To date, however, there is no specific regulation for the operation of cryptocurrencies in Brazil. The government, for example, has no control over which companies that offer services related to operations carried out with virtual currencies can operate in the country.
This favors the occurrence of a series of scams involving cryptocurrencies. Last month, for example, the Record TV showed that a brokerage firm in São Paulo was accused of scamming clients worth R$680 million. The company offered far above market yields and operated in a Ponzi scheme. More than 3,500 families were harmed.
Another similar case was registered in early April, in Rio de Janeiro. The Civil Police of the state opened an investigation against the owner of a company that had already injured 500 people and caused a loss of R$ 13 million, also in the financial pyramid model. One of the victims even sold the house to invest in virtual currencies.

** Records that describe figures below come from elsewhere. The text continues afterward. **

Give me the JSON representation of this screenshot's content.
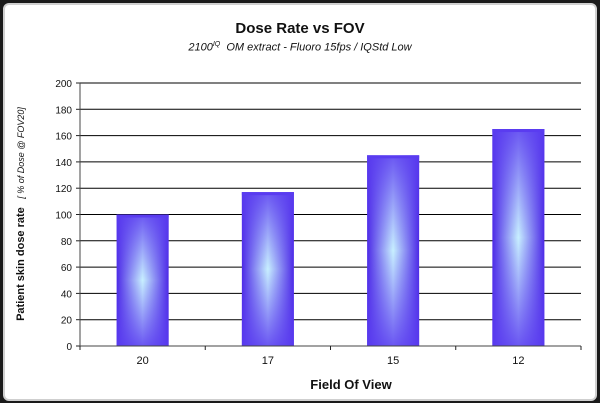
{
  "chart_data": {
    "type": "bar",
    "title": "Dose Rate vs FOV",
    "subtitle": {
      "model": "2100",
      "model_sup": "IQ",
      "rest": "OM extract - Fluoro 15fps / IQStd Low"
    },
    "xlabel": "Field Of View",
    "ylabel": "Patient skin dose rate",
    "ylabel_unit": "[ % of Dose @ FOV20]",
    "categories": [
      "20",
      "17",
      "15",
      "12"
    ],
    "values": [
      100,
      117,
      145,
      165
    ],
    "ylim": [
      0,
      200
    ],
    "yticks": [
      0,
      20,
      40,
      60,
      80,
      100,
      120,
      140,
      160,
      180,
      200
    ],
    "grid": true,
    "bar_color": "#5a3cf0",
    "bar_highlight": "#c8f0ff",
    "gridline_color": "#000000"
  }
}
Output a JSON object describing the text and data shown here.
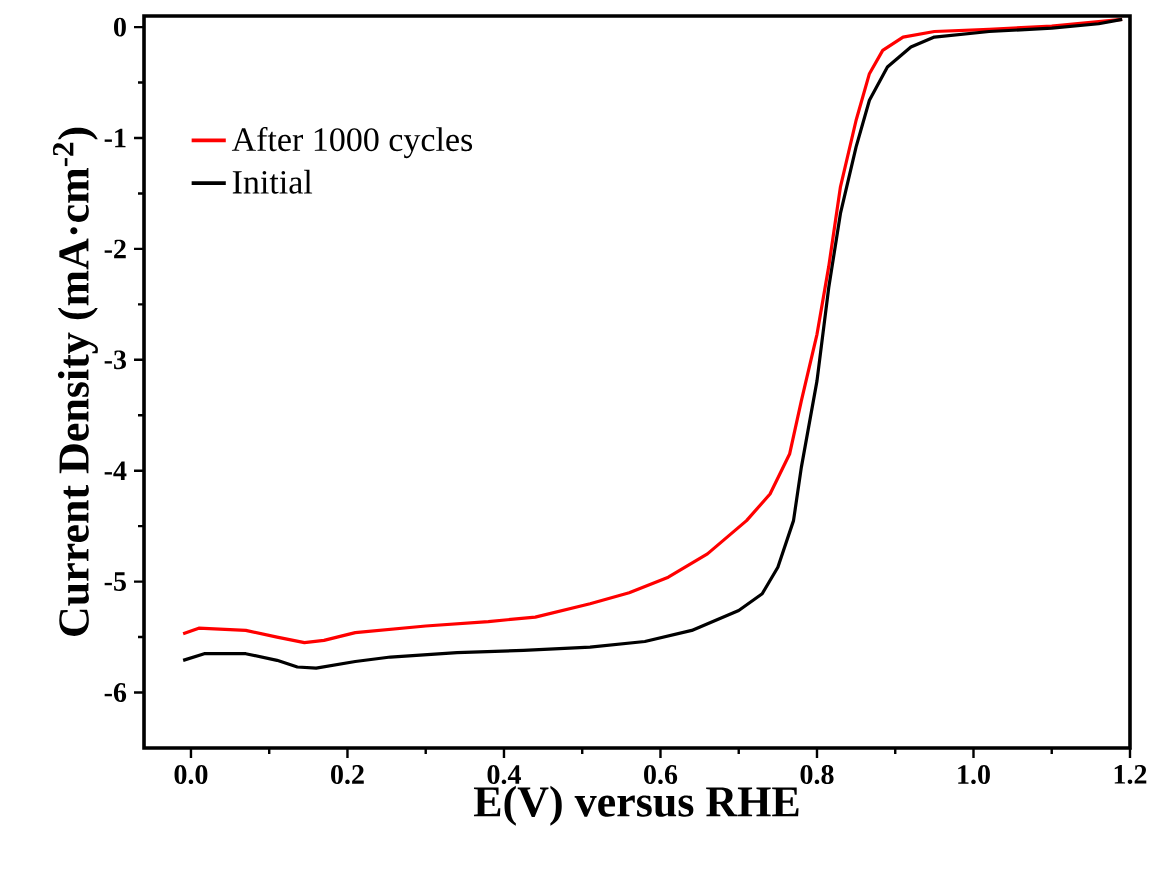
{
  "chart_data": {
    "type": "line",
    "xlabel": "E(V) versus RHE",
    "ylabel": "Current Density (mA·cm$^{-2}$)",
    "xlim": [
      -0.06,
      1.2
    ],
    "ylim": [
      -6.5,
      0.1
    ],
    "xticks": [
      {
        "value": 0,
        "label": "0.0"
      },
      0.2,
      0.4,
      0.6,
      0.8,
      {
        "value": 1,
        "label": "1.0"
      },
      1.2
    ],
    "yticks": [
      {
        "value": 0,
        "label": "0"
      },
      {
        "value": -1,
        "label": "-1"
      },
      {
        "value": -2,
        "label": "-2"
      },
      {
        "value": -3,
        "label": "-3"
      },
      {
        "value": -4,
        "label": "-4"
      },
      {
        "value": -5,
        "label": "-5"
      },
      {
        "value": -6,
        "label": "-6"
      }
    ],
    "legend": "top left",
    "grid": false,
    "marker": "none",
    "line_style": "solid",
    "series": [
      {
        "name": "After 1000 cycles",
        "color": "#ff0000",
        "x": [
          -0.01,
          0.01,
          0.07,
          0.11,
          0.145,
          0.17,
          0.21,
          0.3,
          0.38,
          0.44,
          0.51,
          0.56,
          0.61,
          0.66,
          0.71,
          0.74,
          0.765,
          0.78,
          0.8,
          0.815,
          0.83,
          0.85,
          0.867,
          0.884,
          0.91,
          0.95,
          1.02,
          1.1,
          1.16,
          1.19
        ],
        "values": [
          -5.47,
          -5.42,
          -5.44,
          -5.5,
          -5.55,
          -5.53,
          -5.46,
          -5.4,
          -5.36,
          -5.32,
          -5.2,
          -5.1,
          -4.96,
          -4.75,
          -4.45,
          -4.21,
          -3.85,
          -3.37,
          -2.77,
          -2.16,
          -1.44,
          -0.84,
          -0.42,
          -0.21,
          -0.09,
          -0.04,
          -0.02,
          0.01,
          0.05,
          0.07
        ]
      },
      {
        "name": "Initial",
        "color": "#000000",
        "x": [
          -0.01,
          0.017,
          0.07,
          0.11,
          0.136,
          0.16,
          0.21,
          0.255,
          0.34,
          0.425,
          0.51,
          0.58,
          0.64,
          0.7,
          0.73,
          0.75,
          0.77,
          0.78,
          0.8,
          0.815,
          0.83,
          0.85,
          0.867,
          0.89,
          0.92,
          0.95,
          1.02,
          1.1,
          1.16,
          1.19
        ],
        "values": [
          -5.71,
          -5.65,
          -5.65,
          -5.71,
          -5.77,
          -5.78,
          -5.72,
          -5.68,
          -5.64,
          -5.62,
          -5.59,
          -5.54,
          -5.44,
          -5.26,
          -5.11,
          -4.87,
          -4.45,
          -3.97,
          -3.19,
          -2.35,
          -1.68,
          -1.08,
          -0.66,
          -0.36,
          -0.18,
          -0.09,
          -0.04,
          -0.01,
          0.03,
          0.07
        ]
      }
    ]
  }
}
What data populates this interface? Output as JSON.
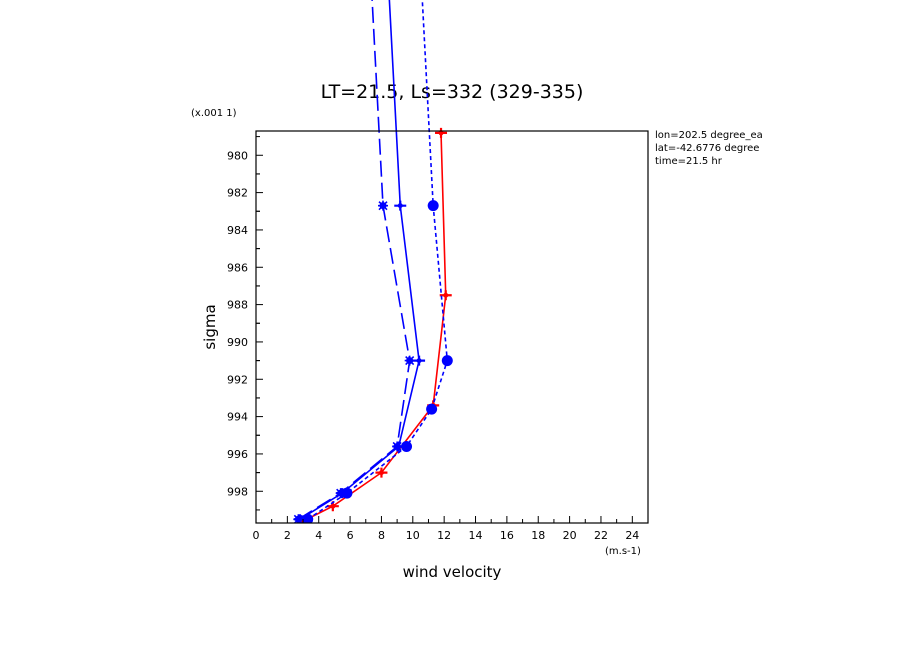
{
  "chart_data": {
    "type": "line",
    "title": "LT=21.5, Ls=332 (329-335)",
    "xlabel": "wind velocity",
    "ylabel": "sigma",
    "x_units": "(m.s-1)",
    "y_scale_note": "(x.001 1)",
    "xlim": [
      0,
      25
    ],
    "ylim": [
      999.7,
      978.7
    ],
    "y_inverted": true,
    "x_ticks": [
      0,
      2,
      4,
      6,
      8,
      10,
      12,
      14,
      16,
      18,
      20,
      22,
      24
    ],
    "y_ticks": [
      980,
      982,
      984,
      986,
      988,
      990,
      992,
      994,
      996,
      998
    ],
    "annotations": [
      "lon=202.5 degree_ea",
      "lat=-42.6776 degree",
      "time=21.5 hr"
    ],
    "series": [
      {
        "color": "#ff0000",
        "style": "solid",
        "marker": "cross",
        "points": [
          {
            "x": 3.0,
            "y": 999.6
          },
          {
            "x": 4.9,
            "y": 998.8
          },
          {
            "x": 8.0,
            "y": 997.0
          },
          {
            "x": 11.3,
            "y": 993.4
          },
          {
            "x": 12.1,
            "y": 987.5
          },
          {
            "x": 11.8,
            "y": 978.8
          }
        ]
      },
      {
        "color": "#0000ff",
        "style": "solid",
        "marker": "cross",
        "points": [
          {
            "x": 2.8,
            "y": 999.5
          },
          {
            "x": 5.5,
            "y": 998.1
          },
          {
            "x": 9.1,
            "y": 995.6
          },
          {
            "x": 10.4,
            "y": 991.0
          },
          {
            "x": 9.2,
            "y": 982.7
          },
          {
            "x": 8.4,
            "y": 970.0
          }
        ]
      },
      {
        "color": "#0000ff",
        "style": "longdash",
        "marker": "star",
        "points": [
          {
            "x": 2.7,
            "y": 999.5
          },
          {
            "x": 5.4,
            "y": 998.1
          },
          {
            "x": 9.0,
            "y": 995.6
          },
          {
            "x": 9.8,
            "y": 991.0
          },
          {
            "x": 8.1,
            "y": 982.7
          },
          {
            "x": 7.3,
            "y": 970.0
          }
        ]
      },
      {
        "color": "#0000ff",
        "style": "shortdash",
        "marker": "circle",
        "points": [
          {
            "x": 3.3,
            "y": 999.5
          },
          {
            "x": 5.8,
            "y": 998.1
          },
          {
            "x": 9.6,
            "y": 995.6
          },
          {
            "x": 11.2,
            "y": 993.6
          },
          {
            "x": 12.2,
            "y": 991.0
          },
          {
            "x": 11.3,
            "y": 982.7
          },
          {
            "x": 10.5,
            "y": 970.0
          }
        ]
      }
    ]
  }
}
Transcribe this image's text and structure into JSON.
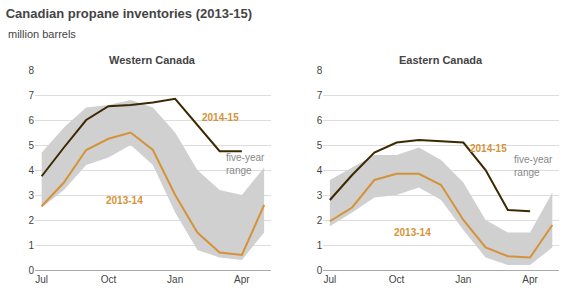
{
  "title": "Canadian propane inventories (2013-15)",
  "subtitle": "million barrels",
  "chart_data": [
    {
      "type": "line",
      "title": "Western Canada",
      "x": [
        0,
        1,
        2,
        3,
        4,
        5,
        6,
        7,
        8,
        9,
        10
      ],
      "xlim": [
        -0.3,
        10.3
      ],
      "xticks": [
        {
          "value": 0,
          "label": "Jul"
        },
        {
          "value": 3,
          "label": "Oct"
        },
        {
          "value": 6,
          "label": "Jan"
        },
        {
          "value": 9,
          "label": "Apr"
        }
      ],
      "ylim": [
        0,
        8
      ],
      "yticks": [
        0,
        1,
        2,
        3,
        4,
        5,
        6,
        7,
        8
      ],
      "grid": true,
      "series": [
        {
          "type": "area",
          "color": "#d0d0d0",
          "low": [
            2.5,
            3.2,
            4.2,
            4.5,
            5.0,
            4.2,
            2.3,
            0.8,
            0.5,
            0.4,
            1.5
          ],
          "high": [
            4.7,
            5.7,
            6.5,
            6.6,
            6.8,
            6.5,
            5.5,
            4.0,
            3.2,
            3.0,
            4.1
          ]
        },
        {
          "type": "line",
          "color": "#D4933A",
          "values": [
            2.55,
            3.5,
            4.8,
            5.25,
            5.5,
            4.8,
            3.0,
            1.5,
            0.7,
            0.6,
            2.6
          ]
        },
        {
          "type": "line",
          "color": "#3d2800",
          "values": [
            3.75,
            4.9,
            6.0,
            6.55,
            6.6,
            6.7,
            6.85,
            5.8,
            4.75,
            4.75,
            null
          ]
        }
      ],
      "annotations": [
        {
          "text": "2014-15",
          "x": 7.1,
          "y": 5.8,
          "color": "#D4933A"
        },
        {
          "text": "2013-14",
          "x": 2.8,
          "y": 2.5,
          "color": "#D4933A"
        },
        {
          "text": "five-year\nrange",
          "x": 8.2,
          "y": 3.7,
          "color": "#888888"
        }
      ]
    },
    {
      "type": "line",
      "title": "Eastern Canada",
      "x": [
        0,
        1,
        2,
        3,
        4,
        5,
        6,
        7,
        8,
        9,
        10
      ],
      "xlim": [
        -0.3,
        10.3
      ],
      "xticks": [
        {
          "value": 0,
          "label": "Jul"
        },
        {
          "value": 3,
          "label": "Oct"
        },
        {
          "value": 6,
          "label": "Jan"
        },
        {
          "value": 9,
          "label": "Apr"
        }
      ],
      "ylim": [
        0,
        8
      ],
      "yticks": [
        0,
        1,
        2,
        3,
        4,
        5,
        6,
        7,
        8
      ],
      "grid": true,
      "series": [
        {
          "type": "area",
          "color": "#d0d0d0",
          "low": [
            1.75,
            2.3,
            2.9,
            3.0,
            3.3,
            2.8,
            1.6,
            0.5,
            0.2,
            0.2,
            0.9
          ],
          "high": [
            3.6,
            4.1,
            4.6,
            4.6,
            4.9,
            4.4,
            3.5,
            2.0,
            1.5,
            1.5,
            3.1
          ]
        },
        {
          "type": "line",
          "color": "#D4933A",
          "values": [
            1.95,
            2.5,
            3.6,
            3.85,
            3.85,
            3.4,
            2.0,
            0.9,
            0.55,
            0.5,
            1.8
          ]
        },
        {
          "type": "line",
          "color": "#3d2800",
          "values": [
            2.8,
            3.8,
            4.7,
            5.1,
            5.2,
            5.15,
            5.1,
            4.0,
            2.4,
            2.35,
            null
          ]
        }
      ],
      "annotations": [
        {
          "text": "2014-15",
          "x": 6.2,
          "y": 4.55,
          "color": "#D4933A"
        },
        {
          "text": "2013-14",
          "x": 2.8,
          "y": 1.2,
          "color": "#D4933A"
        },
        {
          "text": "five-year\nrange",
          "x": 8.2,
          "y": 3.6,
          "color": "#888888"
        }
      ]
    }
  ]
}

The matter that will be voted on by the senators establishes that the Executive Branch will have to closely monitor operations related to the cryptocurrency market. The project requires the federal government to define one or more bodies to regulate and inspect business with virtual currencies.
The Executive will also be responsible for authorizing the operation of brokerage firms and selecting which assets should be subject to regulation. In addition, the government will need to create regulations to prevent money laundering and concealment of assets, as well as to combat the activities of criminal organizations, the financing of terrorism and the production and trade of weapons of mass destruction.
White collar crimes and money laundering
The bill provides for punishments against illicit practices involving cryptocurrencies. If any virtual currency broker acts irregularly, it and its owners will be subject to all the penalties provided for in the white-collar crime law.
In addition, the bodies chosen by the Executive to supervise the brokers may cancel the companies’ operating license if they do not comply or do not comply with the rules defined by the regulatory framework.
Another point provided for in the bill is that brokerage firms will be subject to the rules of the money laundering law. They will be required, for example, to record all transactions that exceed the limits set by Coaf (Council for the Control of Financial Activities).
Also according to the article, companies that operate crypto-assets must be considered financial institutions subject to all the rules of the financial crimes law and also to the Consumer Protection Code.
The proposal amends the financial crimes law to define the provision of virtual asset services without prior authorization as a crime, the penalty of which will be imprisonment from one to four years, in addition to a fine. Finally, the project inserts fraud in the provision of virtual asset services into the Penal Code. The penalty is imprisonment from four to eight years.